The plan must make room also for lesser desires which, although subordinated to the major aims, will be given adequate expression. In general, these requirements are best met by the one who, in addition to his chief work, cultivates a taste for the arts, develops hobbies, enjoys friendships and play, and takes an interest in public affairs or other matters beyond the sphere of mere personal concern.
Poise is one of the most admired personal characteristics of young and old. It suggests easy self-assurance without conceit. The cultivation of poise depends primarily upon mastery of one’s self, which in turn implies good mental health. “He that run let himself is greater than he that takes that city.”

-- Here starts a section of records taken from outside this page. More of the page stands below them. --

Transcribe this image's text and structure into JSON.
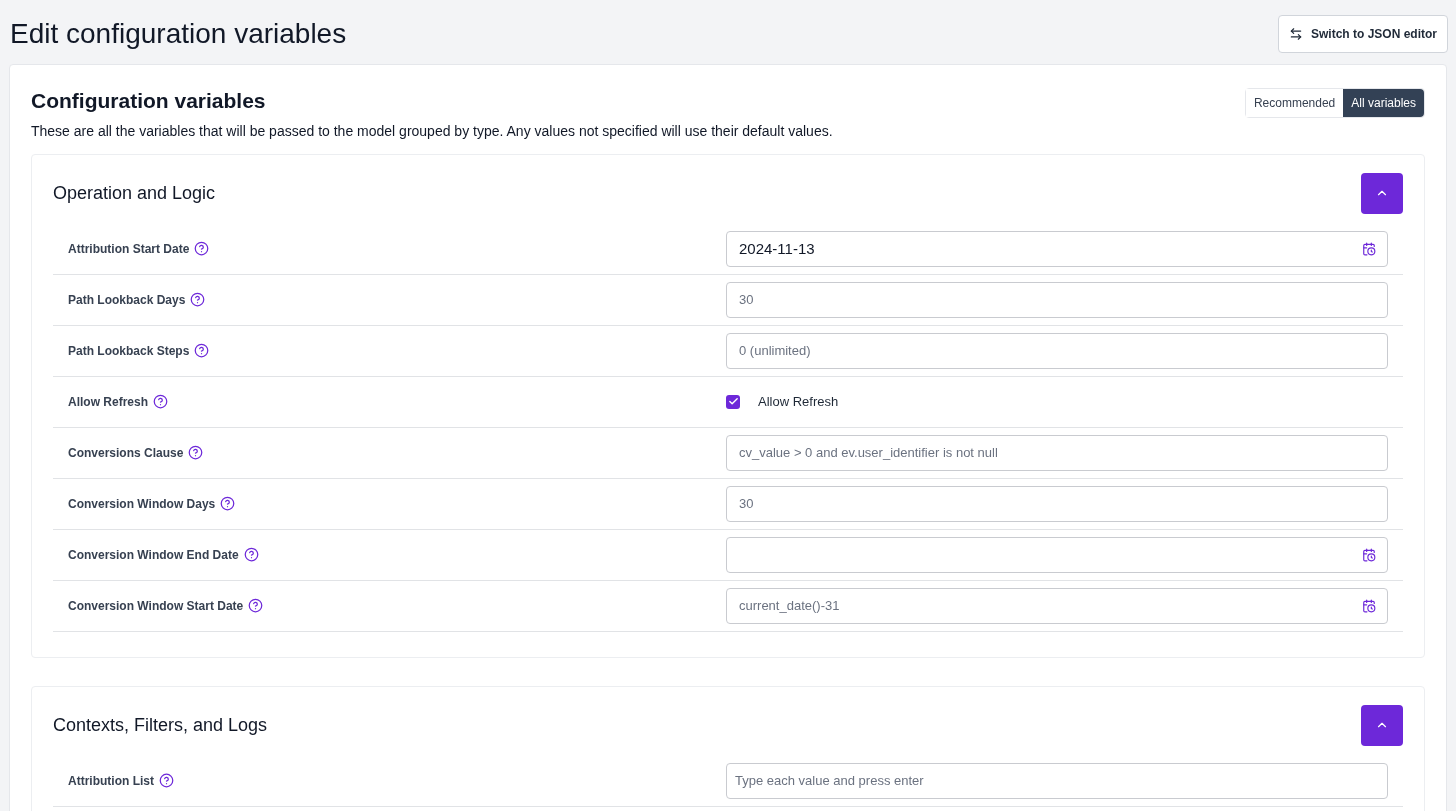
{
  "page": {
    "title": "Edit configuration variables",
    "switch_button": "Switch to JSON editor"
  },
  "card": {
    "title": "Configuration variables",
    "description": "These are all the variables that will be passed to the model grouped by type. Any values not specified will use their default values.",
    "view_toggle": [
      {
        "label": "Recommended",
        "selected": false
      },
      {
        "label": "All variables",
        "selected": true
      }
    ]
  },
  "sections": [
    {
      "title": "Operation and Logic",
      "expanded": true,
      "rows": [
        {
          "label": "Attribution Start Date",
          "kind": "date",
          "value": "2024-11-13"
        },
        {
          "label": "Path Lookback Days",
          "kind": "text",
          "placeholder": "30"
        },
        {
          "label": "Path Lookback Steps",
          "kind": "text",
          "placeholder": "0 (unlimited)"
        },
        {
          "label": "Allow Refresh",
          "kind": "checkbox",
          "checked": true,
          "caption": "Allow Refresh"
        },
        {
          "label": "Conversions Clause",
          "kind": "text",
          "placeholder": "cv_value > 0 and ev.user_identifier is not null"
        },
        {
          "label": "Conversion Window Days",
          "kind": "text",
          "placeholder": "30"
        },
        {
          "label": "Conversion Window End Date",
          "kind": "date"
        },
        {
          "label": "Conversion Window Start Date",
          "kind": "date",
          "placeholder": "current_date()-31"
        }
      ]
    },
    {
      "title": "Contexts, Filters, and Logs",
      "expanded": true,
      "rows": [
        {
          "label": "Attribution List",
          "kind": "tags",
          "placeholder": "Type each value and press enter"
        }
      ]
    }
  ]
}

The attainment of happiness, with all that implies, is the goal toward which most of our efforts in life are directed. Yet all too frequently we follow false beacons along life’s highway leading to this goal.
The modern Chinese philosopher, Lin Yutang, wrote, “The only problem unconsciously assumed by all Chinese philosophers to be of any importance is: how shall we enjoy life, and who can best enjoy life? No perfectionism, no straining after the unattainable, no postulating of the unknowable; but taking poor, mortal human nature as it is, how shall we organize our life that all can work peacefully, endure nobly and live happily?”
He answers his own question by saying, “The ideal character best able to enjoy life is a warm, carefree, unafraid soul.” Most of us by intelligent voluntary effort can develop these qualities.